Silvestre D. Guinto v. Office of Personnel Management

889 F.2d 1100

Unpublished Disposition
NOTICE: Federal Circuit Local Rule 47.8(b) states that opinions and orders which are designated as not citable as precedent shall not be employed or cited as precedent. This does not preclude assertion of issues of claim preclusion, issue preclusion, judicial estoppel, law of the case or the like based on a decision of the Court rendered in a nonprecedential opinion or order.
Silvestre D. GUINTO, Petitioner,
v.
OFFICE OF PERSONNEL MANAGEMENT, Respondent.

No. 89-3250.

United States Court of Appeals, Federal Circuit.

Oct. 13, 1989.

Before RICH, MAYER and MICHEL, Circuit Judges.

PER CURIAM

DECISION

1

Sylvestre D. Guinto appeals from the March 15, 1989 decision of the Merit Systems Protection Board (MSPB or Board), Docket No.
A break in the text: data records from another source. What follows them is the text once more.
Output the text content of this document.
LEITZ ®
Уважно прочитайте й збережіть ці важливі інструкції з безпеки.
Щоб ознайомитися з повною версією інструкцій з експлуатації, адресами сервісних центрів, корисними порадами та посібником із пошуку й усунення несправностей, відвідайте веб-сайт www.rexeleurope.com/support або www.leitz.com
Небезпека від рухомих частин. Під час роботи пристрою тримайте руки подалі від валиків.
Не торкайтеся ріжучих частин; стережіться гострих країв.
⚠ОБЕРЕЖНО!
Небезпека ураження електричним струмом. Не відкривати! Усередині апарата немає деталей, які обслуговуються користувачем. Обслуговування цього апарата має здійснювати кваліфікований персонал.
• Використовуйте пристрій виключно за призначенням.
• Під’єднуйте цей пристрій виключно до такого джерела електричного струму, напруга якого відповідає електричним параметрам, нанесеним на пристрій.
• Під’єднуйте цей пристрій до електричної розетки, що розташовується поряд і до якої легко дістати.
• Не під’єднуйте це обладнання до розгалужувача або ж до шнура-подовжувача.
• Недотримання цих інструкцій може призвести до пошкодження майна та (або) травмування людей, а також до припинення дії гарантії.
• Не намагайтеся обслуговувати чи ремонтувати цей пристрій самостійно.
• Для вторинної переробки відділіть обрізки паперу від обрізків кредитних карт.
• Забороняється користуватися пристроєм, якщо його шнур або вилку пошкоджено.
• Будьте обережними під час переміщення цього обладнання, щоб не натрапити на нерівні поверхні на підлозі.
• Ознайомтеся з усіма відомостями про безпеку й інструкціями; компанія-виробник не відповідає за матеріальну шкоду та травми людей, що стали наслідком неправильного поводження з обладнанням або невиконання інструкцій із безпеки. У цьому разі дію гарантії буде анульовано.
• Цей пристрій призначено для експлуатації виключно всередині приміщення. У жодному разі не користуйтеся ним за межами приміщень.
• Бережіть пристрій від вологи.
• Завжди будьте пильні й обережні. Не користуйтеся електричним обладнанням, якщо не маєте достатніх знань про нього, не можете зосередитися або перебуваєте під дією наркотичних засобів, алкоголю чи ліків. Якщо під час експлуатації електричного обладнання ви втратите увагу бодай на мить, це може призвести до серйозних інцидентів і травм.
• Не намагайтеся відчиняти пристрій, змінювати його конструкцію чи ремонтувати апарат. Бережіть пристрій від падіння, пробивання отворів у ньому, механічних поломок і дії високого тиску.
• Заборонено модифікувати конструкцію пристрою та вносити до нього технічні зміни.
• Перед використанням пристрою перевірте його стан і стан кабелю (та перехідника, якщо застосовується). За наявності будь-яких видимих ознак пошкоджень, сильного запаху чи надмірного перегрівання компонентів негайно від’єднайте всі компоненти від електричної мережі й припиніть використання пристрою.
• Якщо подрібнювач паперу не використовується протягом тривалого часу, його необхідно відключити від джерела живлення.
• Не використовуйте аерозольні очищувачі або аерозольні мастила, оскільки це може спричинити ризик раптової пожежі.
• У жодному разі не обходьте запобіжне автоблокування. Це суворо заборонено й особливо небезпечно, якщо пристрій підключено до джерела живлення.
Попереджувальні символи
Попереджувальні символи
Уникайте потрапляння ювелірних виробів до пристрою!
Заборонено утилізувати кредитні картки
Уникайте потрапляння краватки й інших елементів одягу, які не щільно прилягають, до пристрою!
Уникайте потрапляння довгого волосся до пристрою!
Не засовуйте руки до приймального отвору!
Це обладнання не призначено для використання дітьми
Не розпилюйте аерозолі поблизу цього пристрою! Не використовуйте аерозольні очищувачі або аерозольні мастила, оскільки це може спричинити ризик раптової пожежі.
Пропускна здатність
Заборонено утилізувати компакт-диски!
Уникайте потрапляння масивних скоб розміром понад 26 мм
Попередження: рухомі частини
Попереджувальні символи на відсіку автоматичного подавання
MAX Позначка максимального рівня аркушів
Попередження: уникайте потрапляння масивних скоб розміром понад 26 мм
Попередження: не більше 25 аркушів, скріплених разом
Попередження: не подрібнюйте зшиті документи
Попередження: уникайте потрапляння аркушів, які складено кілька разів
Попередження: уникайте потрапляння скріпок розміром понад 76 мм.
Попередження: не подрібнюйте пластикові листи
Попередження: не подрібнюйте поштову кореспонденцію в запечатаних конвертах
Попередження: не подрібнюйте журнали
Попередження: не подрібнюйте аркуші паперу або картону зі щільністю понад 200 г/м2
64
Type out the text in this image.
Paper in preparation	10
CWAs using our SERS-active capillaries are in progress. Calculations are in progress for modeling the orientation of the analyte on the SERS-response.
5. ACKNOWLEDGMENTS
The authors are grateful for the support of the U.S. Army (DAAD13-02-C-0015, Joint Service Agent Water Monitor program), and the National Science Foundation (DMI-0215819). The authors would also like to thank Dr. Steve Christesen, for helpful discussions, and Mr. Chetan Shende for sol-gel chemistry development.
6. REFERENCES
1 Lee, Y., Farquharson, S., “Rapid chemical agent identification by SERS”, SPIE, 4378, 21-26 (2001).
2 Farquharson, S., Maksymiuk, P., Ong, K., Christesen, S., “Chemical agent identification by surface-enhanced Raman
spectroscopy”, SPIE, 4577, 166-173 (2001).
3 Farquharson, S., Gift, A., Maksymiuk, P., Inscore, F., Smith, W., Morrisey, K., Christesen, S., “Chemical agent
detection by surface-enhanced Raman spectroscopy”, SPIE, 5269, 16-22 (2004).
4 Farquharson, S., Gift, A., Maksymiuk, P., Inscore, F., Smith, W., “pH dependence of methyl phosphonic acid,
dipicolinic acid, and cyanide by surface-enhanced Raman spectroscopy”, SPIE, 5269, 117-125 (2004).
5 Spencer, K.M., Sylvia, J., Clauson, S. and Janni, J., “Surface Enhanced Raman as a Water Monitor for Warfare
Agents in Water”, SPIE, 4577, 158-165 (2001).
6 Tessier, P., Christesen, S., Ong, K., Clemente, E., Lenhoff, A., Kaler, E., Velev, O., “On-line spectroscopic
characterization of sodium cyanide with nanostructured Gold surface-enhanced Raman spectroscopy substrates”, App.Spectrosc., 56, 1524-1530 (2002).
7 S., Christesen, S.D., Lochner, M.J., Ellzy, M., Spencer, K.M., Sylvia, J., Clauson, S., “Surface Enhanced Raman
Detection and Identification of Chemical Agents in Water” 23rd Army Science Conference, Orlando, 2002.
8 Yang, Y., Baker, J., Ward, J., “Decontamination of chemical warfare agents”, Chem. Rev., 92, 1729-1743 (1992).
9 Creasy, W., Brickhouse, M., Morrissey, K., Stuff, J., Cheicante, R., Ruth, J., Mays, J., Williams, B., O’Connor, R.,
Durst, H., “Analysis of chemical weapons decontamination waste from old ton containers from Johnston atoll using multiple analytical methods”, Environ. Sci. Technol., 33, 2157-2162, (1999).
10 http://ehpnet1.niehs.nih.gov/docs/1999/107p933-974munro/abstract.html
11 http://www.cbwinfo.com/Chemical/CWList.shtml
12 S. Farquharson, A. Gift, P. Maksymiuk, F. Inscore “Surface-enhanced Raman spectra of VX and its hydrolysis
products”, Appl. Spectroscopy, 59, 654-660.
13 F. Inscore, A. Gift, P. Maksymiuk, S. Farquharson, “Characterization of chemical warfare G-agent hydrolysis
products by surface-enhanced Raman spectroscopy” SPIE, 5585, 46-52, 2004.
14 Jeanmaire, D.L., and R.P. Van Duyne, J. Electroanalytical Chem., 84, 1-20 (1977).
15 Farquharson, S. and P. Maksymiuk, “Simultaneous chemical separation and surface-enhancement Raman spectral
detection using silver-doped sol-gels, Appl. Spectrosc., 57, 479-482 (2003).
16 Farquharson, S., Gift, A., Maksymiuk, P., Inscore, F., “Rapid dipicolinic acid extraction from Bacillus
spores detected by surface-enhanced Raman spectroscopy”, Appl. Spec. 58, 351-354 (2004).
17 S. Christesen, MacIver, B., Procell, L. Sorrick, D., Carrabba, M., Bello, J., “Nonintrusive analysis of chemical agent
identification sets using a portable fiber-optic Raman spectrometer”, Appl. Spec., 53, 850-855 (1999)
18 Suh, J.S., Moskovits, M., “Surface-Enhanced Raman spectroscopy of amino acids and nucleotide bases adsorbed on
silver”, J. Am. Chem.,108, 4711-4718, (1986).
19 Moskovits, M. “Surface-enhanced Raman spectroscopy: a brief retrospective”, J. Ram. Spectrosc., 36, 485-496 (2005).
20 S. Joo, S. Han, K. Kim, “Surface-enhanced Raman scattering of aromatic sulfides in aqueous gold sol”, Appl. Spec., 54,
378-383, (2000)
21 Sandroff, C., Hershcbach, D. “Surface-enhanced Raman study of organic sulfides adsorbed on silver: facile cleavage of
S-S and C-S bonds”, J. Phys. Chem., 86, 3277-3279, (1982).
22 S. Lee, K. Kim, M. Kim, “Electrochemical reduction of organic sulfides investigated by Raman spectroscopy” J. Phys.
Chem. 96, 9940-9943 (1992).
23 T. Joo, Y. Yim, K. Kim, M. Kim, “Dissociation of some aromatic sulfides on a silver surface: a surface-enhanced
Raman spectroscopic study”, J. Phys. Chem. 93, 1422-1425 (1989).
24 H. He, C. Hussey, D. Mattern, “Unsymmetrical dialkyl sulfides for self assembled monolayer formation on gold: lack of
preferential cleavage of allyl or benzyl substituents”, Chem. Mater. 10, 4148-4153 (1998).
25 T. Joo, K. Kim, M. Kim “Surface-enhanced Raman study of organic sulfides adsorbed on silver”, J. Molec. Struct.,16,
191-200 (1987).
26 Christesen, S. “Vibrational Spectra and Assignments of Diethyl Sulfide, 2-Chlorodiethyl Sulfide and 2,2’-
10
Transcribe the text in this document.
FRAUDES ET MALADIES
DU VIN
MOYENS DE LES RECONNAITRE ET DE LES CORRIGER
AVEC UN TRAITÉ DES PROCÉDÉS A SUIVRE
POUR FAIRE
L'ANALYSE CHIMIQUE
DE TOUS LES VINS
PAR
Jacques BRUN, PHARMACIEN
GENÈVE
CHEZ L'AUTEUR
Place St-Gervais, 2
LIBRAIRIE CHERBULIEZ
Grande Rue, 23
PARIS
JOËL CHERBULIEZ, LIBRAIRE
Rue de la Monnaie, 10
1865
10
SE08318810490, denying his petition for review of the Administrative Judge's (AJ's) decision dated November 14, 1988. The AJ found that Guinto was not entitled to benefits under the Civilian Service Retirement Act, because he did not meet the requirement of five years as a civilian employee. We affirm.

OPINION

2

There is no dispute over the AJ's factual finding that Guinto was a member first of the Philippine Army and later of the Philippine Scouts under the control of the United States during and shortly after World War II. Guinto's dispute is with the AJ's conclusion that this service did not constitute civilian employment. Guinto supports his position by pointing to 38 U.S.C. Sec. 107, which states, in effect, that those who served in the Philippine Army under the control of the United States during WWII are entitled to military benfits under only certain enumerated sections.

3

5 U.S.C. Sec. 8333(a) requires a minimum of five years of civilian service to be eligible for civilian retirement benefits. The AJ correctly found that, with one exception not applicable here, time spent in the military is not creditable toward civilian service. See Tirado v. Department of the Treasury, 757 F.2d 263 (Fed.Cir.1985). Further, we agree that Guinto's service in the Philippine Army cannot be considered to be anything but military service. We find no merit in Guinto's argument that because veterans of the Philippine Army are treated as military personnel for only certain purposes, that they must be considered civilian personnel for other purposes. Such an argument is contrary to the clear language of the statute, which is intended to give only certain military benefits to those who served in the Philippine Army during WWII.

4

Therefore, the board correctly found that Guinto, having failed to meet the requirement of five years of civilian employment, is not eligible for benefits under the Civil Service Retirement Act.